Yildirim Mayruk Corner. (Photo courtesy of Mr. CAS)
Three floors up, the rooftop bar serves craft cocktails with sweeping views of the Golden Horn, Galata and Topkapi. In short, the hotel is a blend of Art Nouveau elegance and modern mischief, featuring myth-inspired sculptures, custom-made furniture, and a lingering thought that Mr. CAS might just be an urban myth based on the talented Mr. Mayruk.

3. Istanbul diary

Mariana Vassileva’s “Selfmade.” (Photo courtesy of Arter Collection/ Kayhan Kaygusuz)
- Arter’s “Under Pressure Above Water,” curated by Nilufer Sasmazer, brings together 15 artists and 33 works to explore how we stay afloat amid crisis, collapse and chronic anxiety — and what art can do with fear. Alert: The entire museum will stay open until midnight on June 21, marking the longest night of the year. While the late-evening guided tours are in Turkish, there is an English guided tour at noon.
- At Zilberman Dialogues, Memed Erdener’s “You Are Not One of Us So You Are One of Us” confronts the post-human condition with sharp irony and conceptual muscle. Once known as “Extrastruggle,” Erdener now offers a deadpan meditation on sameness, silence and the machine we’ve become. The exhibition is on display through July 26.
- On June 24, the Istanbul Philharmonic and Resonance Choir brought Mendelssohn’s full “A Midsummer Night’s Dream” score to life at Turk Telekom Opera Salonu to mark their 80th anniversary. You may try to find much-coveted tickets here.
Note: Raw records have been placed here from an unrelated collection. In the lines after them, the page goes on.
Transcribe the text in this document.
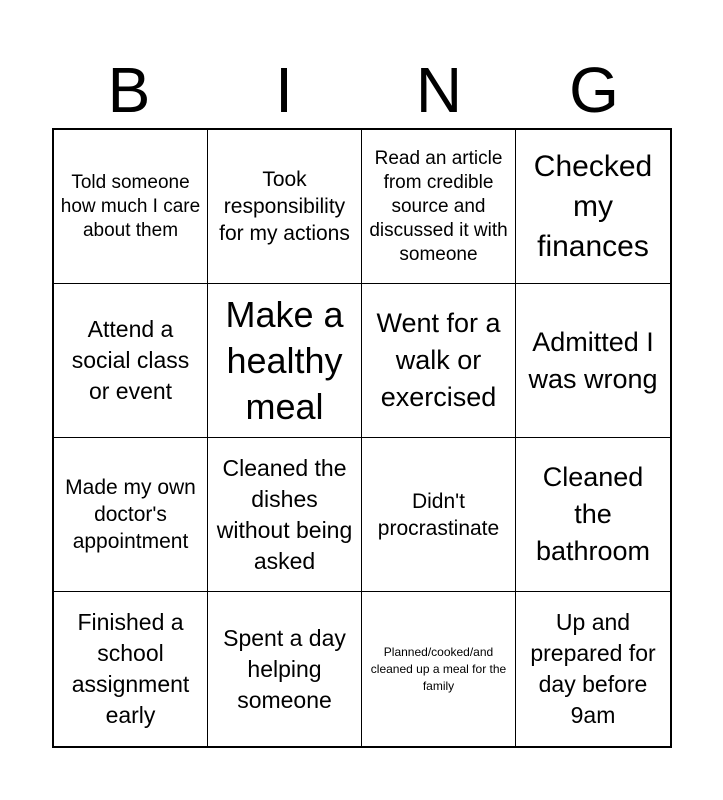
B	I	N	G
Told someone how much I care about them
Took responsibility for my actions
Read an article from credible source and discussed it with someone
Checked my finances
Attend a social class or event
Make a healthy meal
Went for a walk or exercised
Admitted I was wrong
Made my own doctor's appointment
Cleaned the dishes without being asked
Didn't procrastinate
Cleaned the bathroom
Finished a school assignment early
Spent a day helping someone
Planned/cooked/and cleaned up a meal for the family
Up and prepared for day before 9am
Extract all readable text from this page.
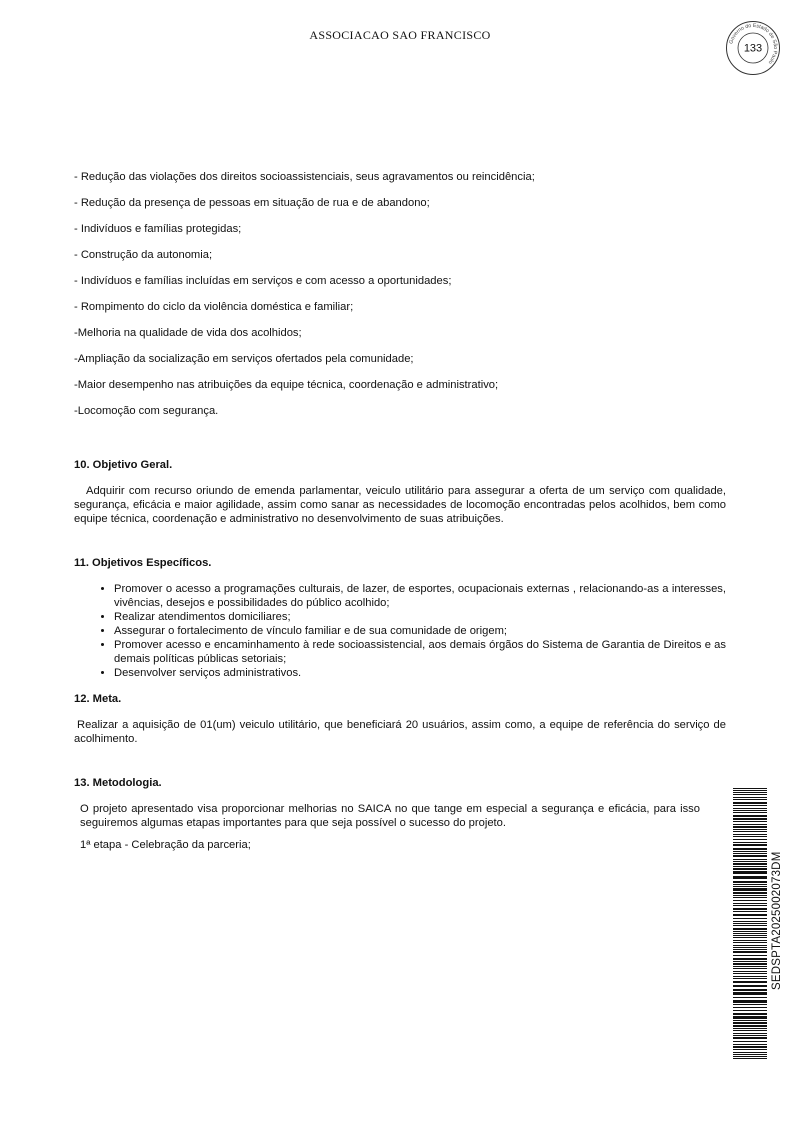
ASSOCIACAO SAO FRANCISCO	Governo do Estado de São Paulo
133

- Redução das violações dos direitos socioassistenciais, seus agravamentos ou reincidência;

- Redução da presença de pessoas em situação de rua e de abandono;

- Indivíduos e famílias protegidas;

- Construção da autonomia;

- Indivíduos e famílias incluídas em serviços e com acesso a oportunidades;

- Rompimento do ciclo da violência doméstica e familiar;

-Melhoria na qualidade de vida dos acolhidos;

-Ampliação da socialização em serviços ofertados pela comunidade;

-Maior desempenho nas atribuições da equipe técnica, coordenação e administrativo;

-Locomoção com segurança.

10. Objetivo Geral.

Adquirir com recurso oriundo de emenda parlamentar, veiculo utilitário para assegurar a oferta de um serviço com qualidade, segurança, eficácia e maior agilidade, assim como sanar as necessidades de locomoção encontradas pelos acolhidos, bem como equipe técnica, coordenação e administrativo no desenvolvimento de suas atribuições.

11. Objetivos Específicos.

• Promover o acesso a programações culturais, de lazer, de esportes, ocupacionais externas , relacionando-as a interesses, vivências, desejos e possibilidades do público acolhido;
• Realizar atendimentos domiciliares;
• Assegurar o fortalecimento de vínculo familiar e de sua comunidade de origem;
• Promover acesso e encaminhamento à rede socioassistencial, aos demais órgãos do Sistema de Garantia de Direitos e as demais políticas públicas setoriais;
• Desenvolver serviços administrativos.

12. Meta.

Realizar a aquisição de 01(um) veiculo utilitário, que beneficiará 20 usuários, assim como, a equipe de referência do serviço de acolhimento.

13. Metodologia.

O projeto apresentado visa proporcionar melhorias no SAICA no que tange em especial a segurança e eficácia, para isso seguiremos algumas etapas importantes para que seja possível o sucesso do projeto.

1ª etapa - Celebração da parceria;

SEDSPTA2025002073DM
4. Book/watch of the week: Istanbul Encyclopedia

Helin Akdemir, as “Zehra” in “Istanbul Encyclopedia,” gazes at Istanbul with curiosity and bemusement. (Official photo courtesy of Netflix)
Before there was Wikipedia, there was Resad Ekrem Kocu, the Ottoman flaneur who in 1944 set out to catalog “everything” about Istanbul, from firemen's uniforms to scandalous murders. His sprawling, unfinished “Istanbul Encyclopedia” remains a masterpiece of obsession. Then there is Netflix’s new series of the same name, which doesn’t adapt the encyclopedia so much as channel its eccentric soul. In this series, where one heroine tries to fit into İstanbul and the other to get out of it, each episode zooms in on a quirky corner of the city and lets Istanbul narrate itself.

5. Istanbul gaze

Playfully staged – 2013 “Natural History” by Nazif Topcuoglu. (Photo courtesy of Nazlan Ertan)
Nazif Topcuoglu, a photographer and multimedia artist known for his staged narratives and visual wit, transforms the still life into a tableau of cultural commentary in “Natural History.” Drawing on the aesthetics of 17th-century curiosity cabinets and 20th-century film sets, he assembles a surreal interior from porcelain, dried flowers and household debris. Delightfully artificial, the image functions as a visual pun, perfectly at home in the exhibition “Staged,” curated by Billur Tansel at Arkas Alacati Cultural Center.

6. By the numbers
- 150+ antique dealers operate in Istanbul’s Cukurcuma neighborhood alone — a maze of ottomans, brass telescopes and taxidermied peacocks. Add the 200+ vendors at Horhor Antique Bazaar and weekend stalls across Kadikoy, Ferikoy and Mecidiyekoy, and the city easily hosts over 500 dedicated antique sellers, according to city stats.
- Turkey’s broader secondhand retail sector — which includes antiques, vintage furniture, household goods and clothing — is projected to reach 230.8 million euros in 2025, with 3,415 registered businesses across the country. Not every item is museum-worthy, but the national appetite for all things preloved is growing.